The two had served coincidental minors just before that and they were running their mouths at each other for the entire two minutes. When they came out, a fight seemed imminent, but Lemieux turtled when Pezzetta challenged him and the rest of his Montreal Canadiens simmered with rage on the bench as Pezzatta was directed back to the box.
They were trailing 2-1 with just over 12 minutes to play and Pezzetta looking on from across them. It was as his penalty was expiring that the rage on their bench finally transferred to the ice, right through Alex Romanov’s body as the young defenceman curled into a thunderous hit and knocked Los Angeles’ Rasmus Kupari flat on his back.
Jake Evans turned Tobias Björnfoot inside out and roofed a puck into Cal Petersen’s net to tie the game 2-2 a little more than three minutes after that happened. He had capitalized on a few waves of momentum the Canadiens had built with pure emotion.
They kept it going, shift after shift, hemming the Kings in and forcing them into several mistakes — including a penalty from former Canadien Phillip Danault with 2:12 to go.
From the second Romanov threw that hit to the second this one ended with a nice play by Adrian Kempe in overtime to make it 3-2 Kings, the Canadiens out-shot their opponents 13-3 and generated enough quality chances to win this game outright.
What’s hard to understand is why it took so long for them to ignite that fire.
This is a team that came into Tuesday’s contest with 10 losses in 13 games. A team playing against a tired Kings group that extended its winning streak to five games with a 5-1 win over the Maple Leafs while the Canadiens were cooling their heels at home Monday night.
They should have started off with the type of energy they finished with.
Not that the Canadiens started poorly. They scored the opening goal thanks to Ben Chiarot and they tilted the ice enough to probably pad the lead before 20 minutes were done.
But Montreal’s passion wasn’t on the same level, and their game degenerated shortly thereafter.
What happened to close out the second period was not only perplexing, but inexcusable.
“It’s something we need to get straightened out,” said Chiarot. “Second period, it’s almost kinda like we get back on our heels for some reason.”
The Canadiens took a penalty and were outshot 8-0 over the final seven minutes of the middle frame. As coach Dominique Ducharme put it, there was as much to take out of that sequence as there was the way they played after Romanov rocked Kupari.
“We shot ourselves in the foot,” he said. “We gave momentum to the other team with execution, decisions that were made.
“When we try to make the game more complicated than it is, sometimes that’s where we bite ourselves.”
The Canadiens have bitten themselves so much this season, there’s barely any meat left on the bone.
With 68 games to go, and such a steep climb up the standings needed to re-enter the playoff conversation, they have to find a way to get the emotion they showed towards the end into their game from start to finish. They can make life simpler for themselves by focusing on that more than anything else.
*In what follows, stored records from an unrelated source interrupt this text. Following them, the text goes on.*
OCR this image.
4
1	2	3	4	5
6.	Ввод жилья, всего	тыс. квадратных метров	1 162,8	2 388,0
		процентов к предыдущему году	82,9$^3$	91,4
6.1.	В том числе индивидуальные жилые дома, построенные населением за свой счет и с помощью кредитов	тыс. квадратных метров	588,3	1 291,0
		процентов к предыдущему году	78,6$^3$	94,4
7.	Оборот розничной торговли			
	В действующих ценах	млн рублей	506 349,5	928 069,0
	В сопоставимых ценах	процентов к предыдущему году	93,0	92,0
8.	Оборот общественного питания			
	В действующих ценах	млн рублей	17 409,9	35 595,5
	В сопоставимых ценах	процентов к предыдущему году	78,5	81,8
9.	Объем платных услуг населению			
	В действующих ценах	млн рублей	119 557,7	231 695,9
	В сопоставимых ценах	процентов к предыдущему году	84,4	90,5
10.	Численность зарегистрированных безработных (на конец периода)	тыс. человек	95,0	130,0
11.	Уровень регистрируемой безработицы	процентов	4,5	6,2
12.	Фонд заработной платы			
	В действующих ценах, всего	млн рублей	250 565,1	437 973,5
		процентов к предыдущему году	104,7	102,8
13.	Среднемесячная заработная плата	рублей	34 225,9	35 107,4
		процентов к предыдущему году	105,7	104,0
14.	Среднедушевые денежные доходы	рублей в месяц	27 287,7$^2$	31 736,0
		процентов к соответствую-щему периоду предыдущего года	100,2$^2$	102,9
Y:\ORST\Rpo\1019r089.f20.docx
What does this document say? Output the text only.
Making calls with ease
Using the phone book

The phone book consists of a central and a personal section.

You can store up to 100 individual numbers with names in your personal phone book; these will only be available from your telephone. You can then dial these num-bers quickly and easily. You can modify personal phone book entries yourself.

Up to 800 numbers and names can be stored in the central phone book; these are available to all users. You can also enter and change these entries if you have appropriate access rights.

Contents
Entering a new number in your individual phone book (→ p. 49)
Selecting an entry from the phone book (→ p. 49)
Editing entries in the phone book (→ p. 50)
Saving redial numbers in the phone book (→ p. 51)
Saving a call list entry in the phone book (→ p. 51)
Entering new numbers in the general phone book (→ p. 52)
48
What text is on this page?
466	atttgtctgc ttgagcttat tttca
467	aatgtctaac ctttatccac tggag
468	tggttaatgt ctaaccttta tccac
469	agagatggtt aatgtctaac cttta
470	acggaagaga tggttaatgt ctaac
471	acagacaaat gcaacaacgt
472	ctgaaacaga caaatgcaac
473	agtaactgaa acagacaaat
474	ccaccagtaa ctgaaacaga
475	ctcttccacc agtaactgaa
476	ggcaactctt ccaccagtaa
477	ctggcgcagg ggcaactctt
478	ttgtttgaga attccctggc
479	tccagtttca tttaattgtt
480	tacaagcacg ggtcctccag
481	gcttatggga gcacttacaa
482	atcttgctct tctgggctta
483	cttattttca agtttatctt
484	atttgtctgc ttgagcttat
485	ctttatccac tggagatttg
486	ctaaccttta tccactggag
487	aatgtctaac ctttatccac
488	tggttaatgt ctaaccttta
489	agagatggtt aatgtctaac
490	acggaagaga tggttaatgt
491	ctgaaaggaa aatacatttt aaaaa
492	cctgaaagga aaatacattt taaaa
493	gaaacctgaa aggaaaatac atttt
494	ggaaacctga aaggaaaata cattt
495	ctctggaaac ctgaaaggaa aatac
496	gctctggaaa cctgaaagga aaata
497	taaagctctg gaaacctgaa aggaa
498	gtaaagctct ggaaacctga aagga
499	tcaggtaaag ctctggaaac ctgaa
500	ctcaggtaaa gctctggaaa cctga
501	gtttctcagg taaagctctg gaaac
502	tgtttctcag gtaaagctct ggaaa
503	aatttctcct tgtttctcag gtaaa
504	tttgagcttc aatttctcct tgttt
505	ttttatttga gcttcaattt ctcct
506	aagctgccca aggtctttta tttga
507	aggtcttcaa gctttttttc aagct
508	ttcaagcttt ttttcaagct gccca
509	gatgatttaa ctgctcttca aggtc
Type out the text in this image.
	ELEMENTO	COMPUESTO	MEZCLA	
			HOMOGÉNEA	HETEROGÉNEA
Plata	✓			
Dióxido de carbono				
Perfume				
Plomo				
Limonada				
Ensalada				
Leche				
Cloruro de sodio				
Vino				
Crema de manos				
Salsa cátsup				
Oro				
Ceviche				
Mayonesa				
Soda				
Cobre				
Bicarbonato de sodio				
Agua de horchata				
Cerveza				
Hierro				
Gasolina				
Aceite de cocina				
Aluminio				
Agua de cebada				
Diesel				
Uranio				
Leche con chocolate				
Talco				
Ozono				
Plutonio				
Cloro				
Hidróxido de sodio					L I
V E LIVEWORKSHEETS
At least the Canadiens took a step in that direction with that sequence. At least they have some tape to review what it looks like when they push as hard as they should.
“I was happy with the way we were kind of able to recapture the momentum — something we’ve had a little bit of trouble doing when we lose it in games,” said Chiarot. “One of the best games I’ve seen Romy play, Pezzetta trying to do what he has to do for the team, and I thought both of those things kind of got us back in the fight.”
There are so many more of “those things” that need to happen for the Canadiens to not be forced into having to get “back in the fight.”
They’ve trailed going into the third period in an NHL-leading eight of their 14 games. They’ve given up a league-leading 18 goals in the middle frame. And these stats have as much to do with their effort and passion level as they do faulty execution.
On this night, it didn’t cost the Canadiens then and there, but they still paid for it to start the third when Alex Iaffalo blew by David Savard and shot a puck through Jake Allen to make it 2-1 Kings.
They collected a point, but it takes more of what they showed at the end — and less of what they showed in the middle — to finish with two.